PFS served as the trial’s primary end point. Secondary end points included stringent complete response (sCR) sCR/CR rate, objective response rate (ORR), minimal residual disease (MRD) negativity rate, and OS.
Additional data showed a PFS benefit was observed with cilta-cel across all prespecified subgroups.
Furthermore, cilta-cel elicited an ORR of 85%, including a sCR rate of 58%, a CR rate of 15%, a very good partial response (VGPR) rate of 8%, and a partial response (PR) rate of 3%. In the PVd/DPd arm, the ORR was 67%, comprised of sCR, CR, VGPR, and PR rates of 15%, 7%, 24%, and 22%, respectively (odds ratio [OR] for sCR/CR, 10.3; 95% CI, 6.5-16.4; P <.0001).
Responders in the cilta-cel arm (n = 176) experienced a median duration of response that was NE compared with 16.6 months (95% CI, 12.9-NE) for responders in the SOC arm (n = 142).
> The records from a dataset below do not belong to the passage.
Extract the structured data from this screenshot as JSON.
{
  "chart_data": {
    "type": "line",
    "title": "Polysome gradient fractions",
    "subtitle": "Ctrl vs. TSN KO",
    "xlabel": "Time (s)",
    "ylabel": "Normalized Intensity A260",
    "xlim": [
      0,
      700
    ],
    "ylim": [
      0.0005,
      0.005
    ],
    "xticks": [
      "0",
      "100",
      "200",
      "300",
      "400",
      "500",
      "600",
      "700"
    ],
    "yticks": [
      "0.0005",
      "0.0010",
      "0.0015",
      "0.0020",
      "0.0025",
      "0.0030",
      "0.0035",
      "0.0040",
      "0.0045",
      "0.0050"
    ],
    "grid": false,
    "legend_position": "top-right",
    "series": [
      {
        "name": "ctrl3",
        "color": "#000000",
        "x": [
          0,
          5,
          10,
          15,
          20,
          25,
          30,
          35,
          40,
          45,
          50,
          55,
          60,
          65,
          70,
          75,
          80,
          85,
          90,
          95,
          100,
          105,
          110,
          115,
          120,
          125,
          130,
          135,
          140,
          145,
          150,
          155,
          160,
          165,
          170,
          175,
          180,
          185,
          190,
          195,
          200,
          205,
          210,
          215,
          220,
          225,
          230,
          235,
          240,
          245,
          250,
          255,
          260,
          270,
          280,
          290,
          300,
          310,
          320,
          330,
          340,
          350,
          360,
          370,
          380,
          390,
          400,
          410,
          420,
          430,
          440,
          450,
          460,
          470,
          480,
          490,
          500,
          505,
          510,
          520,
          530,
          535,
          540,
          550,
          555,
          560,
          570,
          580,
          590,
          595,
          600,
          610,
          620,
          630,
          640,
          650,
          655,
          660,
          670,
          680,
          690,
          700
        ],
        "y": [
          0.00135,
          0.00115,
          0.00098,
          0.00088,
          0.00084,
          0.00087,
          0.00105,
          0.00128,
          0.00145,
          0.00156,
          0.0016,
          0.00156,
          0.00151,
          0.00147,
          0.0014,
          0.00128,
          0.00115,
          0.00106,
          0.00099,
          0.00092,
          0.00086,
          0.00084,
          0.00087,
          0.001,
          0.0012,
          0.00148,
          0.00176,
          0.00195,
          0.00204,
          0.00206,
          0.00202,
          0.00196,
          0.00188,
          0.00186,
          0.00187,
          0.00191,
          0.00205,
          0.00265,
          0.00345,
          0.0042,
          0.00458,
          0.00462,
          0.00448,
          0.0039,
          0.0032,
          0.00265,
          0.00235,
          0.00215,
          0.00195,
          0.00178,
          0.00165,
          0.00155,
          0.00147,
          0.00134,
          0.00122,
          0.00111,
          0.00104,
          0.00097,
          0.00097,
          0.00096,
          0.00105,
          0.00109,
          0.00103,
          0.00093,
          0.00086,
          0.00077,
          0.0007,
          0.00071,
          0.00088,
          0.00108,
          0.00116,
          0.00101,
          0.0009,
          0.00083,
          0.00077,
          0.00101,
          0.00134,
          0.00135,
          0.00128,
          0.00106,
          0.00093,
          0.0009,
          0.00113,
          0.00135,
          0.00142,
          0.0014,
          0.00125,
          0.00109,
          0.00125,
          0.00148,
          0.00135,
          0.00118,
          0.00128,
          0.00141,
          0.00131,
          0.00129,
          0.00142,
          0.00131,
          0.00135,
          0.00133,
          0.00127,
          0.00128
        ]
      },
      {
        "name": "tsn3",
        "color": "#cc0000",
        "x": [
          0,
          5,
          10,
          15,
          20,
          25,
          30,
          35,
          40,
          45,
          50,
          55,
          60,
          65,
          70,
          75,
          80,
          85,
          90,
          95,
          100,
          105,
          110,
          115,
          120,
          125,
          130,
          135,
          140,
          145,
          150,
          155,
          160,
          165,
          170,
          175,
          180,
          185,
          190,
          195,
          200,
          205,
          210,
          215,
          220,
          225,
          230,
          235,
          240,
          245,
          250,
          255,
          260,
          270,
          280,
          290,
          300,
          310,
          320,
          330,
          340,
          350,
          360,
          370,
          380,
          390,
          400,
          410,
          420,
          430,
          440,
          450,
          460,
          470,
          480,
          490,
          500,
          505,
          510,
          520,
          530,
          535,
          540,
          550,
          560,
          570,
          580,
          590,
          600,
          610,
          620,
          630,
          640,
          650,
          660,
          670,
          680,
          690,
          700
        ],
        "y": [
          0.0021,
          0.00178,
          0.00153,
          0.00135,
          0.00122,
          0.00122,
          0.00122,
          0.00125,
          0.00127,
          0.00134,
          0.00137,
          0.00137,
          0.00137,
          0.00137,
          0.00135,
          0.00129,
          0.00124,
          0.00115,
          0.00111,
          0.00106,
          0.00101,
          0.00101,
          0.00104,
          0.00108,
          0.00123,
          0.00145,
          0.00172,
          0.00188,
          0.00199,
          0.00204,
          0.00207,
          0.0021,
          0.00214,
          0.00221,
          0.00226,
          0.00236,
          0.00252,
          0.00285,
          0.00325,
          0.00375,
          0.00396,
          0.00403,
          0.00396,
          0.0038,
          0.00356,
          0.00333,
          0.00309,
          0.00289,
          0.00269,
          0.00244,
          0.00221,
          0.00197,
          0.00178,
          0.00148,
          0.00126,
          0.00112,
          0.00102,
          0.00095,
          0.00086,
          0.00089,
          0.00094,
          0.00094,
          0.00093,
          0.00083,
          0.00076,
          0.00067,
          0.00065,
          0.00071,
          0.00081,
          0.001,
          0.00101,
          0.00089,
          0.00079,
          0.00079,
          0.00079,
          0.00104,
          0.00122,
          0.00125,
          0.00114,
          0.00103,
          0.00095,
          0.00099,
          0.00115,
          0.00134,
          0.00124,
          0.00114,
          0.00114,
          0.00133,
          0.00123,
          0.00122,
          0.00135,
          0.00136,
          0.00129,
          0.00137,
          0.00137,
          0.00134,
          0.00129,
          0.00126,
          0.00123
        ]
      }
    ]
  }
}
The 12-month event-free rates were 84.7% (95% CI, 78.1%-89.4%) and 63.0% (95% CI, 54.2%-70.6%) for cilta-cel and PVd/DPd, respectively.
In the ITT population, the MRD negativity rate was 60.6% for cilta-cel and 15.6% for SOC (OR, 8.7; 95% CI, 5.4-13.9). In patients who were evaluable for MRD, those treated with cilta-cel (n = 144) achieved a MRD negativity rate of 87.5% compared with 32.7% for those treated with PVd/DPd (n = 101).
Regarding safety, any-grade AEs occurred in 100% of patients in both arms, and the rates of grade 3/4 AEs were 84% for cilta-cel and 91% for SOC. The rates of non-fatal serious AEs were 35% for cilta-cel and 38% for SOC. AEs leading to death occurred in 11% of patients in the cilta-cel arm vs 8% of patients in the PVd/DPd arm, as of the November 2022 data cutoff. At the December 2023 data cutoff, those rates were 12% and 13%, respectively.
In the cilta-cel arm, any-grade cytokine release syndrome (CRS) was reported in 78% of patients, and 3% experienced grade 3/4 CRS. CRS events resolved in 99% of patients who experienced the AE. Additionally, any-grade immune effector cell–associated neurotoxicity syndrome (ICANS) occurred in 7% of patients in the cilta-cel arm, including 0.5% who experienced grade 3/4 events. ICANS resolved in 93% of patients who experienced the toxicity.
Notably, second primary malignancies were reported in 9% of evaluable patients in the cilta-cel arm (n = 188) compared with 8% of evaluable patients in the control arm (n = 208). Secondary primary malignancies in the experimental arm included cutaneous/non-invasive malignancies (5%); hematologic malignancies (3%), including acute myeloid leukemia or myelodysplastic syndrome (2%) and T-cell lymphoma (0.5%); and non-cutaneous/invasive malignancies (2%). Secondary primary malignancies in the SOC arm included cutaneous/non-invasive malignancies (6%) and non-cutaneous/invasive malignancies (2%); however, no second primary hematologic malignancies occurred in the control arm.